Je suis toute nouvelle sur ce forum et dès qu'il y a un problème, je ne suis pas très douée en informatique !

J'ai un lecteur de carte Apollo "USB 2.0 6 in 1 External". Jusqu'à présent tout marchait très bien, mais ma carte mémoire San Disk s'est cassée et j'ai du en acheter une nouvelle. Étant en Chine et ne voulant pas faire d'erreur, j'ai racheté la même marque. J'ai donc une carte mémoire 8GB San Disk SDHC Card.

Et lorsque je l'insère dans le lecteur de carte, lui même branché au port USB de mon Mac Book, rien ne se passe.
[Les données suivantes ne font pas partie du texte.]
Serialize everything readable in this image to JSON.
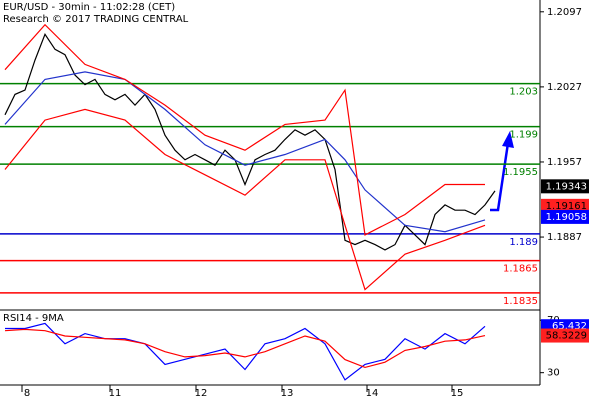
{
  "chart_data": [
    {
      "type": "line",
      "title": "EUR/USD - 30min - 11:02:28 (CET)",
      "subtitle": "Research © 2017 TRADING CENTRAL",
      "xlim": [
        -0.5,
        53.5
      ],
      "ylim": [
        1.1819,
        1.2108
      ],
      "yticks": [
        1.2097,
        1.2027,
        1.1957,
        1.1887
      ],
      "xticks": [
        {
          "value": 2.2,
          "label": "8"
        },
        {
          "value": 11,
          "label": "11"
        },
        {
          "value": 19.6,
          "label": "12"
        },
        {
          "value": 28.2,
          "label": "13"
        },
        {
          "value": 36.7,
          "label": "14"
        },
        {
          "value": 45.2,
          "label": "15"
        }
      ],
      "levels": [
        {
          "value": 1.203,
          "color": "#008000"
        },
        {
          "value": 1.199,
          "color": "#008000"
        },
        {
          "value": 1.1955,
          "color": "#008000"
        },
        {
          "value": 1.189,
          "color": "#0000cc"
        },
        {
          "value": 1.1865,
          "color": "#ff0000"
        },
        {
          "value": 1.1835,
          "color": "#ff0000"
        }
      ],
      "price_tags": [
        {
          "value": 1.19343,
          "color": "#000000"
        },
        {
          "value": 1.19161,
          "color": "#ff2020"
        },
        {
          "value": 1.19058,
          "color": "#0000ff"
        }
      ],
      "series": [
        {
          "color": "#000000",
          "values": [
            1.2001,
            1.202,
            1.2024,
            1.2052,
            1.2076,
            1.2062,
            1.2057,
            1.2038,
            1.2029,
            1.2034,
            1.202,
            1.2015,
            1.202,
            1.201,
            1.202,
            1.2006,
            1.1982,
            1.1968,
            1.1959,
            1.1964,
            1.1959,
            1.1954,
            1.1968,
            1.1959,
            1.1936,
            1.1959,
            1.1964,
            1.1968,
            1.1978,
            1.1987,
            1.1982,
            1.1987,
            1.1978,
            1.195,
            1.1884,
            1.188,
            1.1884,
            1.188,
            1.1875,
            1.188,
            1.1898,
            1.1889,
            1.188,
            1.1908,
            1.1917,
            1.1912,
            1.1912,
            1.1908,
            1.1917,
            1.193
          ]
        },
        {
          "color": "#2233cc",
          "x": [
            0,
            4,
            8,
            12,
            16,
            20,
            24,
            28,
            32,
            34,
            36,
            40,
            44,
            48
          ],
          "values": [
            1.1992,
            1.2034,
            1.2041,
            1.2034,
            1.2006,
            1.1973,
            1.1954,
            1.1964,
            1.1978,
            1.1959,
            1.1931,
            1.1898,
            1.1892,
            1.1903
          ]
        },
        {
          "color": "#ff0000",
          "x": [
            0,
            4,
            8,
            12,
            16,
            20,
            24,
            28,
            32,
            34,
            36,
            40,
            44,
            48
          ],
          "values": [
            1.2043,
            1.2085,
            1.2048,
            1.2034,
            1.201,
            1.1982,
            1.1968,
            1.1992,
            1.1996,
            1.2024,
            1.1889,
            1.1908,
            1.1936,
            1.1936
          ]
        },
        {
          "color": "#ff0000",
          "x": [
            0,
            4,
            8,
            12,
            16,
            20,
            24,
            28,
            32,
            34,
            36,
            40,
            44,
            48
          ],
          "values": [
            1.195,
            1.1996,
            1.2006,
            1.1996,
            1.1964,
            1.1945,
            1.1926,
            1.1959,
            1.1959,
            1.1898,
            1.1838,
            1.1871,
            1.1884,
            1.1898
          ]
        }
      ]
    },
    {
      "type": "line",
      "title": "RSI14 - 9MA",
      "xlim": [
        -0.5,
        53.5
      ],
      "ylim": [
        20.6,
        77.8
      ],
      "yticks": [
        70,
        30
      ],
      "price_tags": [
        {
          "value": 65.432,
          "color": "#0000ff"
        },
        {
          "value": 58.3229,
          "color": "#ff2020"
        }
      ],
      "series": [
        {
          "color": "#0000ff",
          "x": [
            0,
            2,
            4,
            6,
            8,
            10,
            12,
            14,
            16,
            18,
            20,
            22,
            24,
            26,
            28,
            30,
            32,
            34,
            36,
            38,
            40,
            42,
            44,
            46,
            48
          ],
          "values": [
            63.7,
            63.7,
            67.6,
            52.0,
            59.8,
            55.9,
            55.9,
            52.0,
            36.3,
            40.2,
            44.1,
            48.0,
            32.4,
            52.0,
            55.9,
            63.7,
            52.0,
            24.5,
            36.3,
            40.2,
            55.9,
            48.0,
            59.8,
            52.0,
            65.4
          ]
        },
        {
          "color": "#ff0000",
          "x": [
            0,
            2,
            4,
            6,
            8,
            10,
            12,
            14,
            16,
            18,
            20,
            22,
            24,
            26,
            28,
            30,
            32,
            34,
            36,
            38,
            40,
            42,
            44,
            46,
            48
          ],
          "values": [
            62,
            63,
            62,
            58,
            57,
            56,
            55,
            52,
            46,
            42,
            43,
            45,
            42,
            46,
            52,
            58,
            54,
            40,
            34,
            38,
            47,
            50,
            54,
            55,
            58.3
          ]
        }
      ]
    }
  ]
}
Alors qu'avant, lorsque j'ouvrais iPhoto, le matériel était détecté et on me demandait si je voulais importer les photos.
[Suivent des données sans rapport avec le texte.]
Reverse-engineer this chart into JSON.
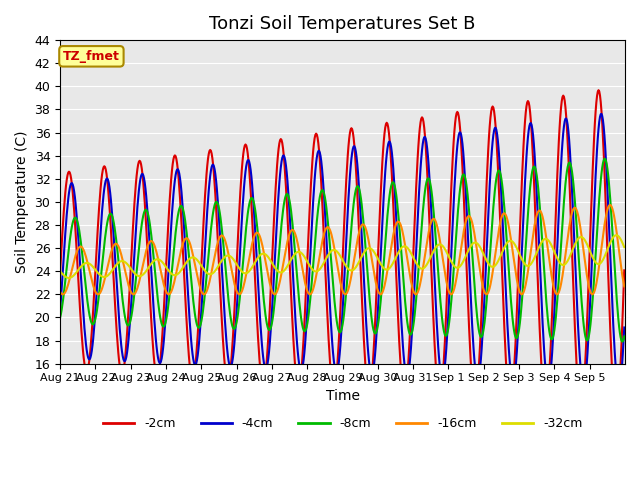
{
  "title": "Tonzi Soil Temperatures Set B",
  "xlabel": "Time",
  "ylabel": "Soil Temperature (C)",
  "ylim": [
    16,
    44
  ],
  "yticks": [
    16,
    18,
    20,
    22,
    24,
    26,
    28,
    30,
    32,
    34,
    36,
    38,
    40,
    42,
    44
  ],
  "bg_color": "#e8e8e8",
  "fig_color": "#ffffff",
  "label_box_text": "TZ_fmet",
  "label_box_facecolor": "#ffff99",
  "label_box_edgecolor": "#aa8800",
  "label_box_textcolor": "#cc0000",
  "lines": {
    "-2cm": {
      "color": "#dd0000",
      "lw": 1.5
    },
    "-4cm": {
      "color": "#0000cc",
      "lw": 1.5
    },
    "-8cm": {
      "color": "#00bb00",
      "lw": 1.5
    },
    "-16cm": {
      "color": "#ff8800",
      "lw": 1.5
    },
    "-32cm": {
      "color": "#dddd00",
      "lw": 1.5
    }
  },
  "points_per_day": 48,
  "x_tick_labels": [
    "Aug 21",
    "Aug 22",
    "Aug 23",
    "Aug 24",
    "Aug 25",
    "Aug 26",
    "Aug 27",
    "Aug 28",
    "Aug 29",
    "Aug 30",
    "Aug 31",
    "Sep 1",
    "Sep 2",
    "Sep 3",
    "Sep 4",
    "Sep 5"
  ]
}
J'avais déjà eu le même problème il y a deux ans, avec l'achat d'une même carte mémoire SD en Turquie, mais vu que ça marchait avec le câble de l'appareil photo, je n'avais pas cherché plus loin et avais importer mes photos comme ça. Mais aujourd'hui je n'ai pas le câble et j'ai vraiment besoin d'importer mes photos au fur et à mesure !
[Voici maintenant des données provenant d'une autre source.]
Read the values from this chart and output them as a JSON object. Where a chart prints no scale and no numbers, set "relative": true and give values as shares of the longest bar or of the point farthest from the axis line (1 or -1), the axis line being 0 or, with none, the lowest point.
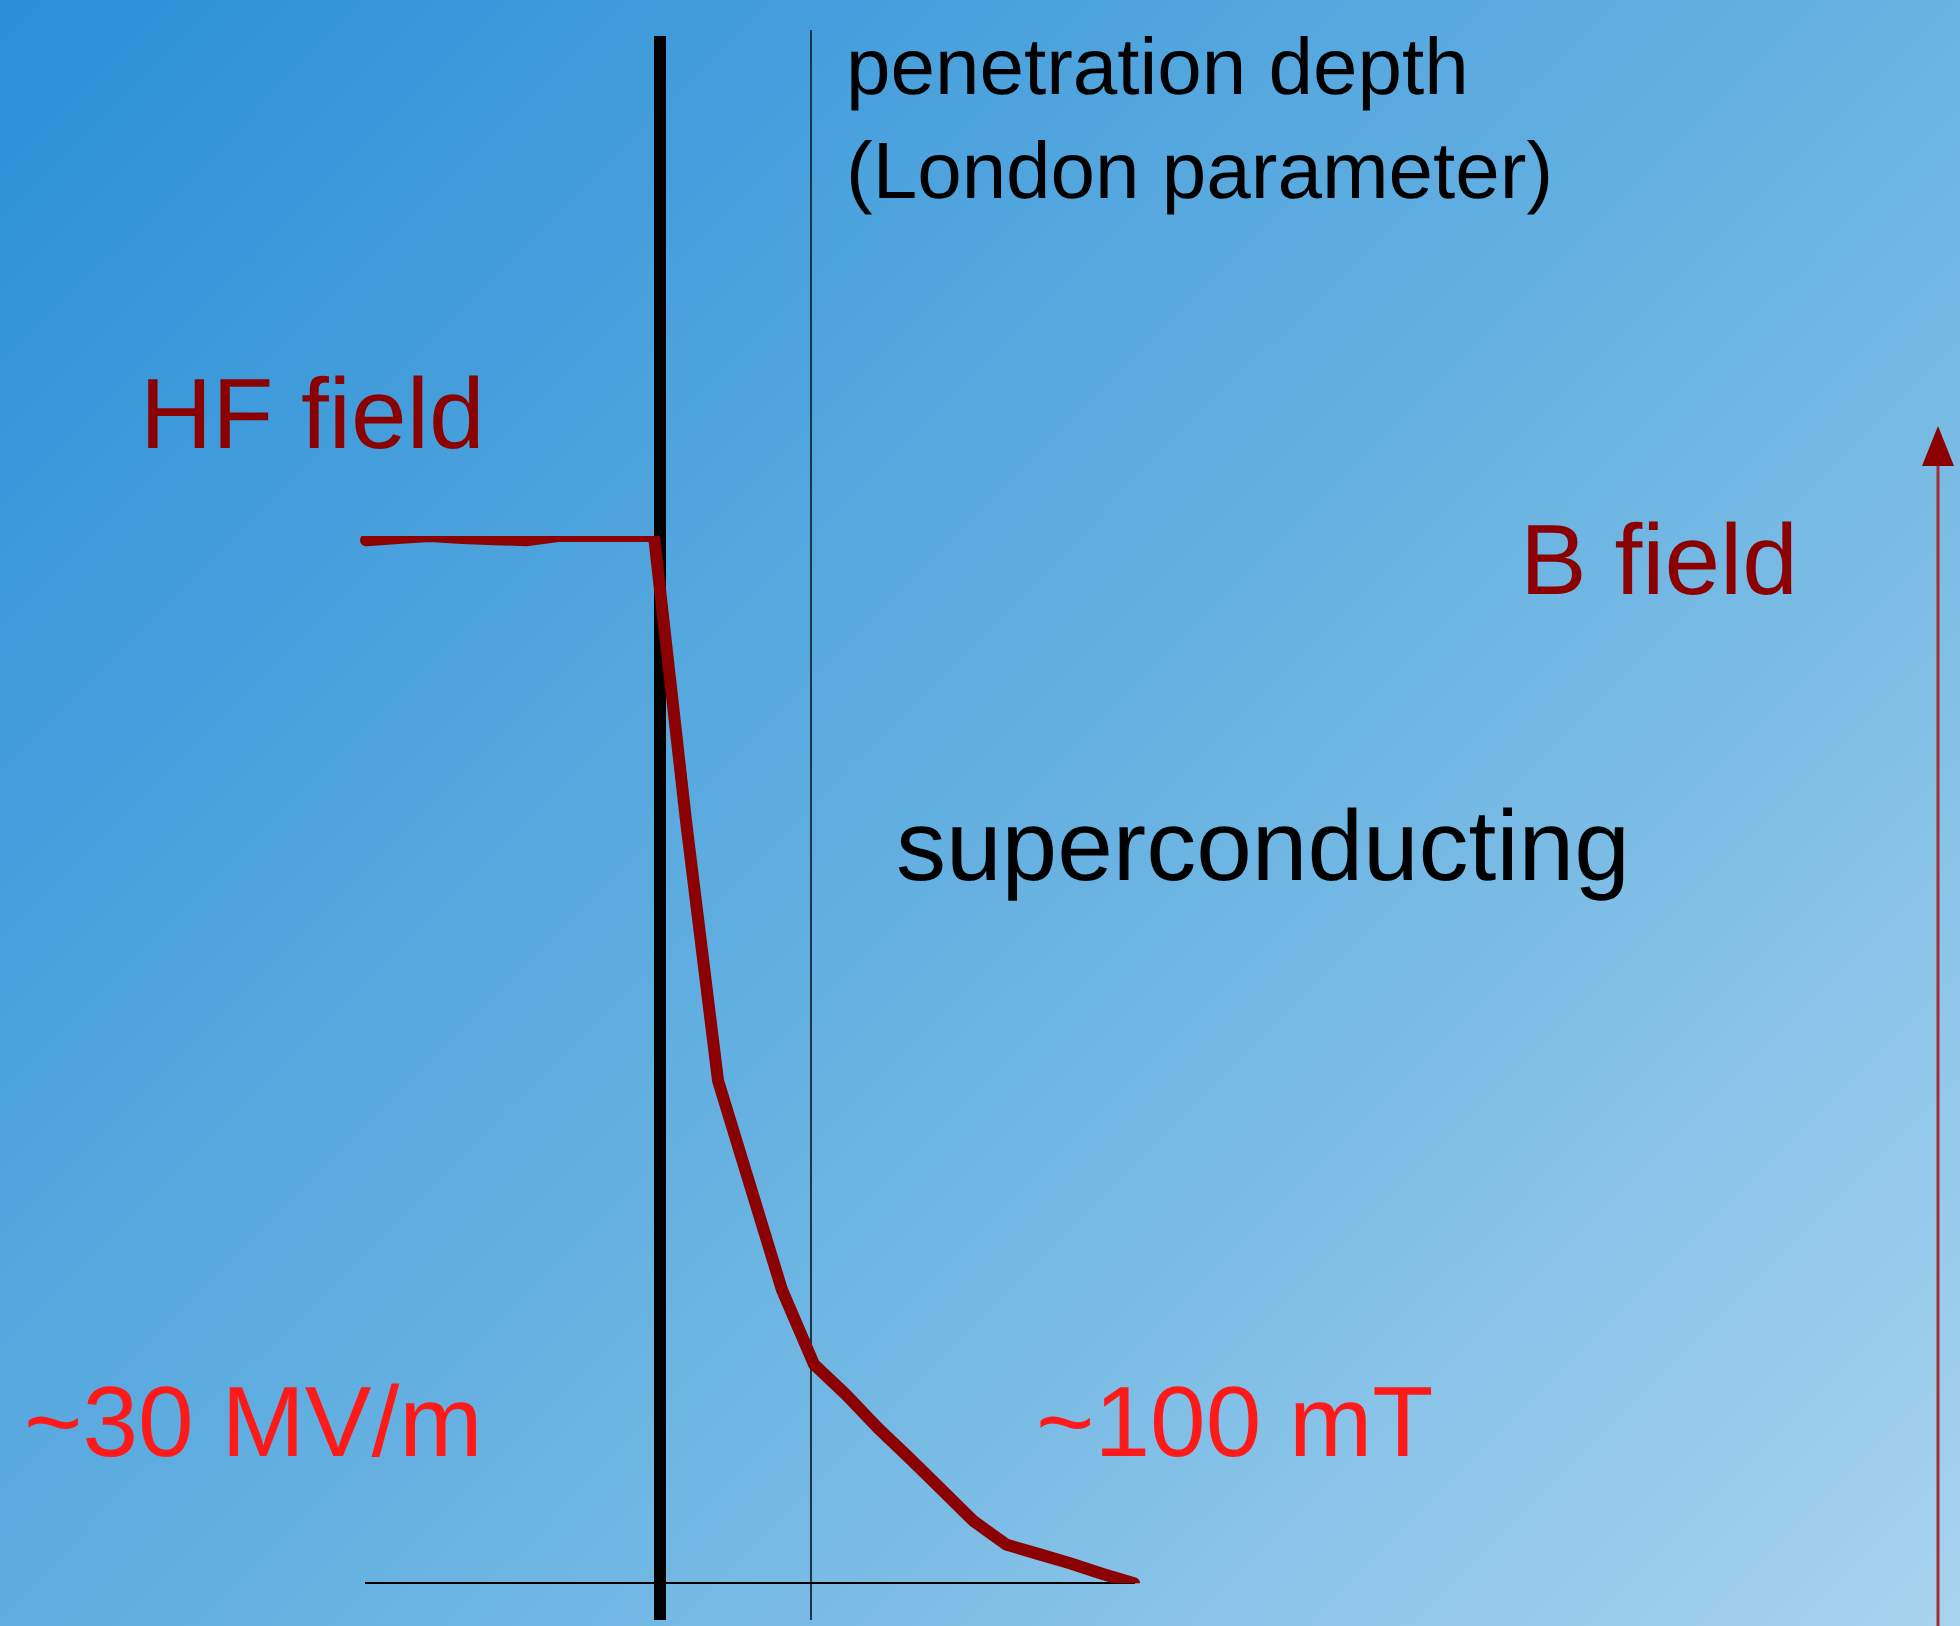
{
  "chart_data": {
    "type": "line",
    "relative": true,
    "categories": [
      null,
      null,
      null,
      null,
      null,
      null,
      null,
      null,
      null,
      null,
      null,
      null,
      null,
      null,
      null,
      null,
      null,
      null,
      null,
      null,
      null,
      null,
      null,
      null,
      null
    ],
    "series": [
      {
        "color": "#8b0000",
        "values": [
          0.996,
          0.998,
          1,
          0.998,
          0.997,
          0.996,
          1,
          1,
          1,
          1,
          0.728,
          0.48,
          0.38,
          0.28,
          0.209,
          0.18,
          0.148,
          0.119,
          0.089,
          0.059,
          0.037,
          0.028,
          0.019,
          0.009,
          0
        ]
      }
    ],
    "annotations": [
      "penetration depth\n(London parameter)",
      "HF field",
      "B field",
      "superconducting",
      "~30 MV/m",
      "~100 mT"
    ],
    "grid": false,
    "legend": false,
    "marker": "none",
    "line_style": "solid"
  }
}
J'ai essayé de changer de port USB, d'insérer la carte en premier, puis en dernier, mais rien n'y fait ! J'ai passé toute la matinée sur des forums à chercher une solution mais je n'ai rien trouvé... :/

Quelqu'un pourrait-il m'aider ? Merci beaucoup !


----------



## Anonyme (29 Mai 2012)

Bonjour,

Il se pourrait que les nouvelles cartes soient verrouillées, sur le coté de la carte on doit trouver un petit bouton poussoir qu'on peut déplacer 

Sinon vu la contenance de la carte (8 Go) il faudrait disposer d'un petit lecteur (MicroMate SanDisk) livré avec les cartes de forte capacité.


----------



## Arlequin (29 Mai 2012)

Bonjour et bienvenue

1) le verrouillage,on s'en fiche, c'est une protection contre l'écriture, pas contre la lecture 

2) effectivement, une carte de 8Go est une carte HC (haute capacité) > si le lecteur n'est pas compatible HC, il faudra en trouver un autre

bonne journée


----------



## Haleyco (29 Mai 2012)

Merci beaucoup de votre aide à tous les deux. Apparemment, je ne peux rien faire. Effectivement, le lecteur de cartes date un peu... :/ Quelle tristesse de devoir le changer alors qu'il fonctionne parfaitement avec d'autres cartes !
Malheureusement, rien n'était fourni lors de l'achat de la carte SD 8GB...

Merci quand même !  Bonne journée.


----------